GEORGE HOSTETTER RETIRES FROM BRIGHTS

By Hudson Cattell: From Wine East Magazine, July-August 1986

By special permission December 2003

They threw a party for George Hostetter on June 18, and his friends showed up to wish him well. The formal invitations from Brights Wines were more restrained in tone, inviting the recipient "to attend an evening in honor of George Hostetter on the occasion of his retirement after 46 years of dedicated service to Brights Wines and the Canadian Wine Industry."

Curiously, perhaps, there were no reminiscences from the speaker's podium during dinner and no recitation of accomplishments. The wine served at the reception was HostetterTrockenweiss, a sparkling wine introduced by Brights in October, 1984, in George's honor. There were, to be sure, appropriate presentations by Edward S. Arnold, president of Brights, and others, and a toast to George and his family.

Only the guest list, the names signed to the telegrams read to George during dinner, gave any indication of what George's contributions were to Brights and to the Canadian wine industry. There were present and past associates at Brights, Canadian government officials, scientists from the United States and Canada, winemakers and many others. They were all George's friends, and they had all come simply to drink a glass of wine with him.
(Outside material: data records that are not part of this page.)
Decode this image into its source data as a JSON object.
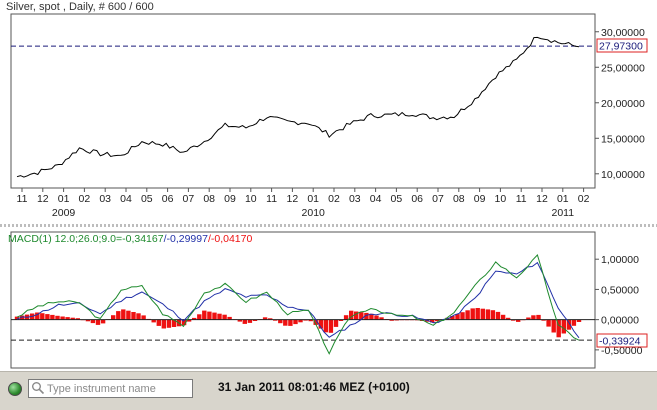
{
  "instrument_title": "Silver, spot , Daily, # 600 / 600",
  "current_price_label": "27,97300",
  "macd_label": {
    "name": "MACD(1) 12.0;26.0;9.0=",
    "macd": "-0,34167",
    "sep1": "/",
    "signal": "-0,29997",
    "sep2": "/",
    "hist": "-0,04170"
  },
  "macd_current_label": "-0,33924",
  "search": {
    "placeholder": "Type instrument name"
  },
  "status": {
    "timestamp": "31 Jan 2011 08:01:46  MEZ (+0100)"
  },
  "colors": {
    "price_line": "#000000",
    "macd_line": "#1f8a2e",
    "signal_line": "#2231a8",
    "histogram": "#ee1111",
    "dashed_line": "#1a1a7a",
    "current_label_border": "#dd2222"
  },
  "chart_data": [
    {
      "type": "line",
      "title": "Silver, spot , Daily, # 600 / 600",
      "x_tick_labels": [
        "11",
        "12",
        "01",
        "02",
        "03",
        "04",
        "05",
        "06",
        "07",
        "08",
        "09",
        "10",
        "11",
        "12",
        "01",
        "02",
        "03",
        "04",
        "05",
        "06",
        "07",
        "08",
        "09",
        "10",
        "11",
        "12",
        "01",
        "02"
      ],
      "year_labels": [
        "2009",
        "2010",
        "2011"
      ],
      "y_tick_labels": [
        "30,00000",
        "25,00000",
        "20,00000",
        "15,00000",
        "10,00000"
      ],
      "ylim": [
        8,
        32.5
      ],
      "current_value": 27.973,
      "grid": false,
      "series": [
        {
          "x": [
            "2008-11",
            "2008-12",
            "2009-01",
            "2009-02",
            "2009-03",
            "2009-04",
            "2009-05",
            "2009-06",
            "2009-07",
            "2009-08",
            "2009-09",
            "2009-10",
            "2009-11",
            "2009-12",
            "2010-01",
            "2010-02",
            "2010-03",
            "2010-04",
            "2010-05",
            "2010-06",
            "2010-07",
            "2010-08",
            "2010-09",
            "2010-10",
            "2010-11",
            "2010-12",
            "2011-01",
            "2011-02"
          ],
          "values": [
            9.6,
            10.2,
            11.2,
            13.6,
            12.8,
            12.5,
            14.5,
            14.2,
            13.0,
            14.6,
            16.8,
            16.5,
            18.0,
            17.3,
            17.2,
            15.5,
            17.0,
            18.2,
            18.3,
            18.5,
            17.9,
            18.1,
            20.5,
            23.8,
            26.0,
            29.5,
            28.5,
            27.9
          ]
        }
      ]
    },
    {
      "type": "line",
      "title": "MACD(1) 12.0;26.0;9.0",
      "y_tick_labels": [
        "1,00000",
        "0,50000",
        "0,00000",
        "-0,50000"
      ],
      "ylim": [
        -0.8,
        1.45
      ],
      "current_value": -0.33924,
      "grid": false,
      "series": [
        {
          "values": [
            0.05,
            0.22,
            0.3,
            0.28,
            0.0,
            0.5,
            0.55,
            0.1,
            -0.1,
            0.45,
            0.58,
            0.3,
            0.45,
            0.1,
            0.15,
            -0.55,
            0.05,
            0.2,
            0.08,
            0.05,
            -0.1,
            0.12,
            0.55,
            0.95,
            0.7,
            1.05,
            -0.1,
            -0.34
          ]
        },
        {
          "values": [
            0.0,
            0.1,
            0.24,
            0.26,
            0.1,
            0.32,
            0.46,
            0.25,
            0.0,
            0.3,
            0.5,
            0.38,
            0.4,
            0.22,
            0.15,
            -0.3,
            -0.1,
            0.1,
            0.1,
            0.05,
            -0.05,
            0.05,
            0.35,
            0.8,
            0.75,
            0.95,
            0.2,
            -0.3
          ]
        },
        {
          "values": [
            0.05,
            0.12,
            0.06,
            0.02,
            -0.1,
            0.18,
            0.09,
            -0.15,
            -0.1,
            0.15,
            0.08,
            -0.08,
            0.05,
            -0.12,
            0.0,
            -0.25,
            0.15,
            0.1,
            -0.02,
            0.0,
            -0.05,
            0.07,
            0.2,
            0.15,
            -0.05,
            0.1,
            -0.3,
            -0.04
          ]
        }
      ]
    }
  ]
}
"If you're going to write about me, don't make it sound like an obituary," George warned one well-intentioned journalist. Probably nobody in the room knew everything George had done during his career. He is best known for his pioneering work in growing the vinifera and French hybrids (see the accompanying article), and for which he received the American Wine Society's Award of Merit in 1979. Many of those present knew that George was instrumental in re-establishing grape growing in southwestern Ontario by working with growers in that area and setting up a test vineyard at Harrow. Better known was George's more recent role in setting up the British Columbia division of Brights Wines in the 1980s. Virtually forgotten today is the role George played in founding the Niagara Grape and Wine Festival in 1952.

Many of George's most influential accomplishments never received publicity. He was, for example, responsible for securing the government funding that would ultimately benefit not only Brights, but the entire industry: the low temperature studies conducted by John Paroschy at the University of Guelph, and the aerial infrared photography survey project undertaken by the Horticultural Research Institute of Ontario to determine comparative low temperatures at different sites in Ontario.

The Canadian wine press has said much about George, and two comments seem to sum up his career as well as any. From the Toronto Globe and Mail: "Mr. Hostetter has been close to the epicenter of just about every breakthrough in winemaking, not only in Canada, but in the eastern United States;" and from the Toronto Sun: "Nobody has done more to improve the image of Canadian wines over the years than Brights Director of Research George Hostetter."

What made George's retirement dinner a party was that nobody present thought of George as retiring from anything except his post at Brights. One of the few people present with a sense of history was Nelson Shaulis, another "non-retired" retiree from the New York State Agricultural Experiment Station. On his own personal "whim," as he put it, he requested that the picture on page 11 be taken: "George represents viticulture; Germaine de Chaunac, winemaking, and Ollie Bradt, research; and it took all three to make this industry what it is today." Nelson then very firmly refused to join those included in his historical retrospective.